13
votes

I am currently generating a CSRF token in my forms to prevent cross-site request forgery. It looks like:

<form method="post" action="action.php">
   <input type="hidden" id="security_token" name="security_token" value="gTt96phAcretR99rafEjepHebrEZadEdezadagaZ3gAS5es33WReJeZaMADU2AWr" />
   ...
</form>

The problem is that I have multiple forms on a single page. Must I create a security token for each form so security_token_1, security_token_2, or can I simply instead of generating the security token inside of forms, append it to a property to the entire body tag like:

<body data-csrf-token="gTt96phAcretR99rafEjepHebrEZadEdezadagaZ3gAS5es33WReJeZaMADU2AWr">
...
</body>

Is this insecure in any way? It simplifies things quite a bit, since I can simply append the security token to the body element instead of dealing with multiple security tokens.

Thanks for the insight and comments.

2

2 Answers

16
votes

There really isn't any reason you can't have the same generated token for both forms, with each hidden field in each form having the same name attribute.

After all, what you are really trying to validate is that a form request is inbound from a user with a valid session, and only one form is going to be actively posted at a time. Thus you are comparing the token posted against a token stored in session for the user.

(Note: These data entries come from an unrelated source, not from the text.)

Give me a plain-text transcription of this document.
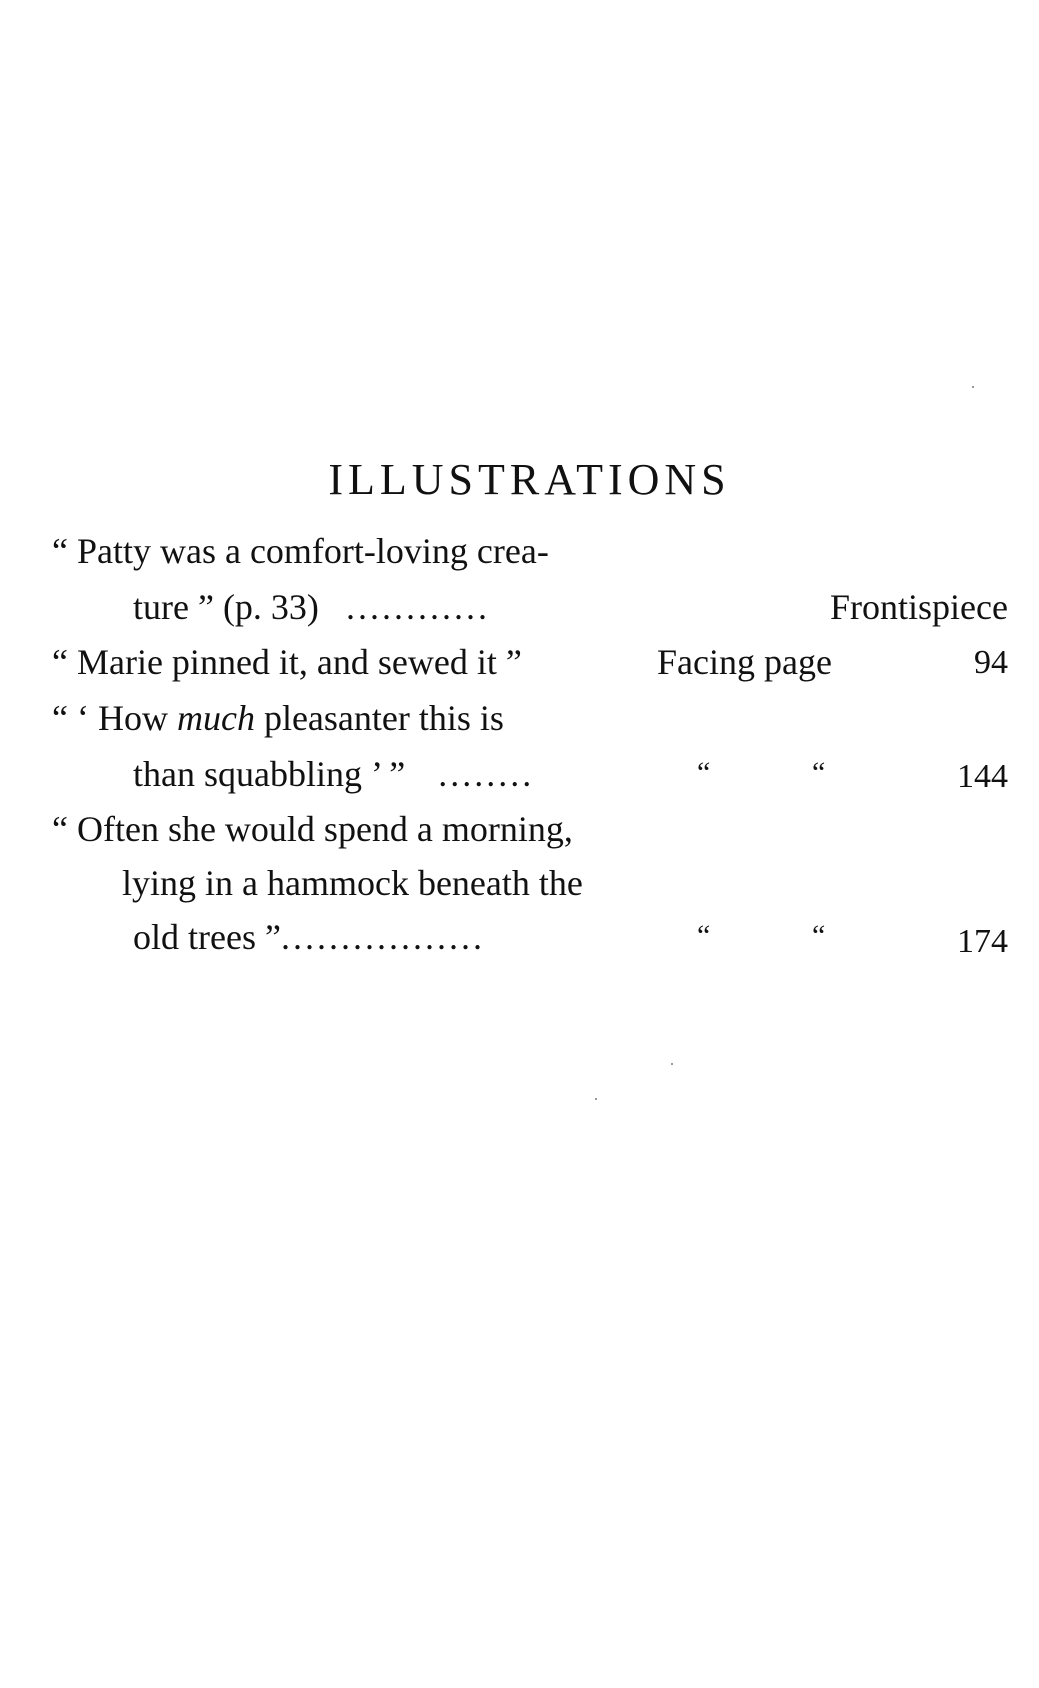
ILLUSTRATIONS
“ Patty was a comfort-loving crea-
ture ” (p. 33) ............	Frontispiece
“ Marie pinned it, and sewed it ”	Facing page	94
“ ‘ How much pleasanter this is
than squabbling ’ ” ........	“	“	144
“ Often she would spend a morning,
lying in a hammock beneath the
old trees ”.................	“	“	174
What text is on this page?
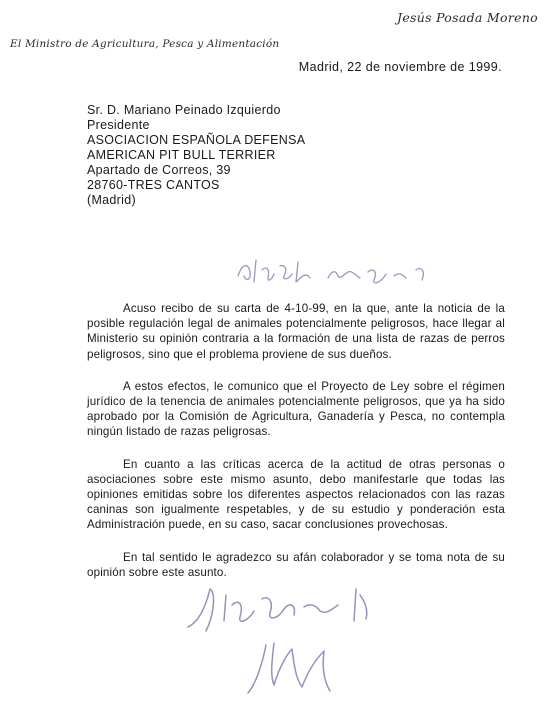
Jesús Posada Moreno
El Ministro de Agricultura, Pesca y Alimentación
Madrid, 22 de noviembre de 1999.
Sr. D. Mariano Peinado Izquierdo
Presidente
ASOCIACION ESPAÑOLA DEFENSA
AMERICAN PIT BULL TERRIER
Apartado de Correos, 39
28760-TRES CANTOS
(Madrid)

Acuso recibo de su carta de 4-10-99, en la que, ante la noticia de la posible regulación legal de animales potencialmente peligrosos, hace llegar al Ministerio su opinión contraria a la formación de una lista de razas de perros peligrosos, sino que el problema proviene de sus dueños.

A estos efectos, le comunico que el Proyecto de Ley sobre el régimen jurídico de la tenencia de animales potencialmente peligrosos, que ya ha sido aprobado por la Comisión de Agricultura, Ganadería y Pesca, no contempla ningún listado de razas peligrosas.

En cuanto a las críticas acerca de la actitud de otras personas o asociaciones sobre este mismo asunto, debo manifestarle que todas las opiniones emitidas sobre los diferentes aspectos relacionados con las razas caninas son igualmente respetables, y de su estudio y ponderación esta Administración puede, en su caso, sacar conclusiones provechosas.

En tal sentido le agradezco su afán colaborador y se toma nota de su opinión sobre este asunto.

There need not be more than one token value in order to do this.

For your case of needing to update the tokens based on AJAX posts, what you would need to do is, as you say, pass the newly created token back in the AJAX response, then update the hidden field values to the new token value.

3
votes

As long as you make sure that attackers cannot get the CSRF token (e.g. don't include it in forms that go to third parties), using a single CSRF token should be OK. Note that with your "put it into the body" method, you will need JavaScript to submit the forms, so you may still want to insert it into every form even if you use just one central token.

The OWASP Guide says:

In general, developers need only generate this token once for the current session. After initial generation of this token, the value is stored in the session and is utilized for each subsequent request until the session expires.

i.e. there is no need to use more than one token at all.

Using separate tokens just has the advantage that if you somehow managed to compromise some, but not all of them (pretty unlikely, because for example XSS will compromise all of them), the attacker's options would be limited.